Ma la storia della vita di Kamal rivela anche le situazioni difficili create dalla divisione linguistica. Analogamente a molti ebrei di lingua araba che, dopo essere arrivati ​​in Israele negli anni ’50 e ’60, si sono presto resi conto che il posto più accettabile per loro per usare la lingua del “nemico” era nei servizi governativi (e in particolare nei servizi di intelligence e propaganda ), così anche Kamal capì che aveva bisogno di trovare un altro modo per usare la lingua, poiché la Nakba aveva cancellato lo spazio ebraico-arabo condiviso in cui un tempo aveva parlato ebraico.

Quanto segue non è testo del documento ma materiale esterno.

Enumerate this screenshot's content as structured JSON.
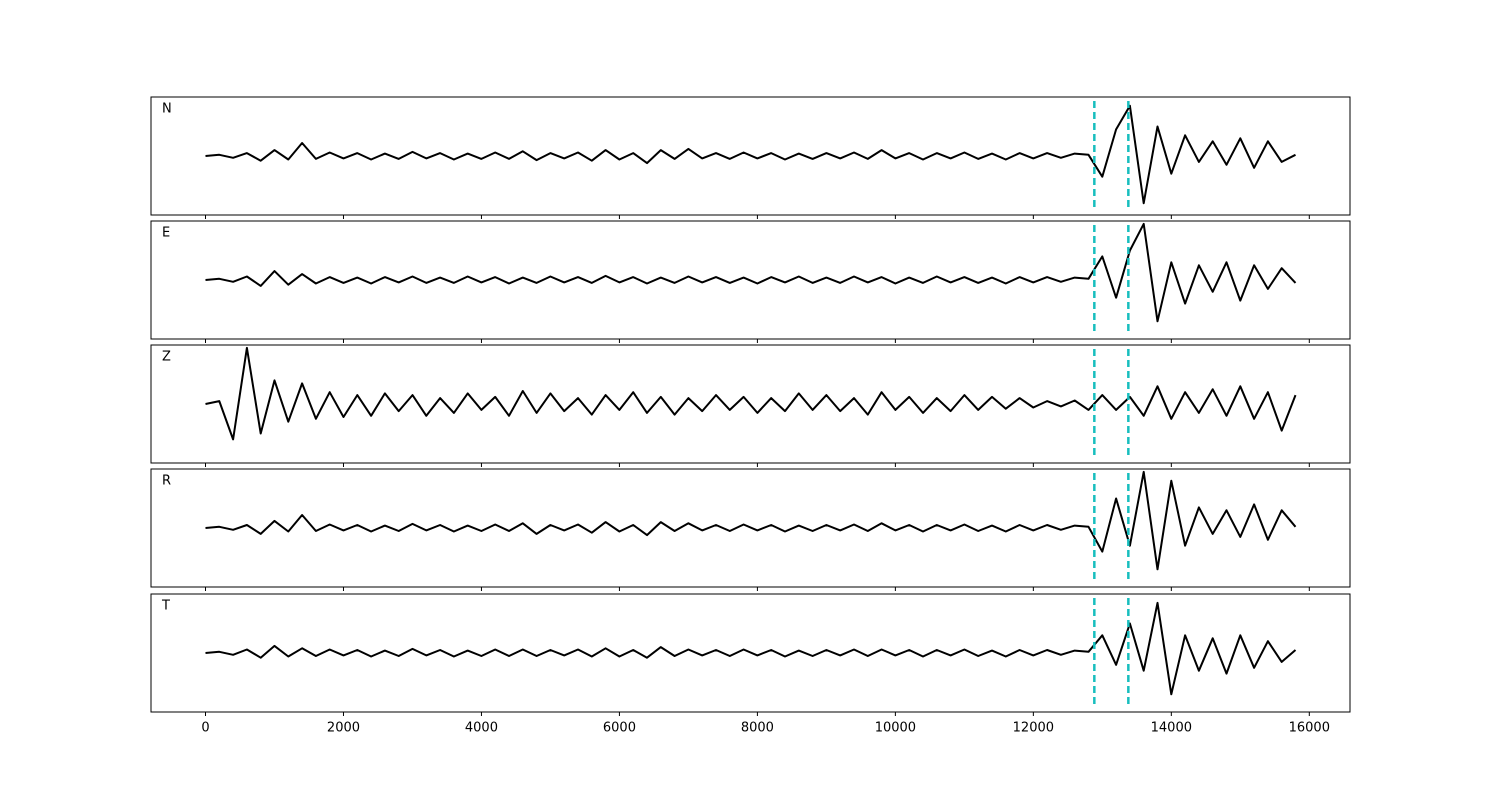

Come lo scrittore palestinese Anton Shammas, che definì la sua scrittura in ebraico una sorta di “sconfinamento culturale”, così anche il lavoro di Kamal in Siria, e in particolare con Radio Damasco, potremmo intenderlo come una forma di sconfinamento politico e geografico. Kamal ha usato il suo fluente ebraico per trasmettere un chiaro messaggio antisionista ai suoi ascoltatori in Israele. Ha usato la sua arma più forte – la sua voce ebraica – per opporsi al sionismo. Il mezzo era il messaggio.

Una versione di questo articolo è stata originariamente pubblicata sul blog del Social History Workshop , pubblicato sul sito ebraico di Haaretz.

La Dott.ssa Caroline Kahlenberg insegna presso il Dipartimento di Storia dell’Università della Virginia.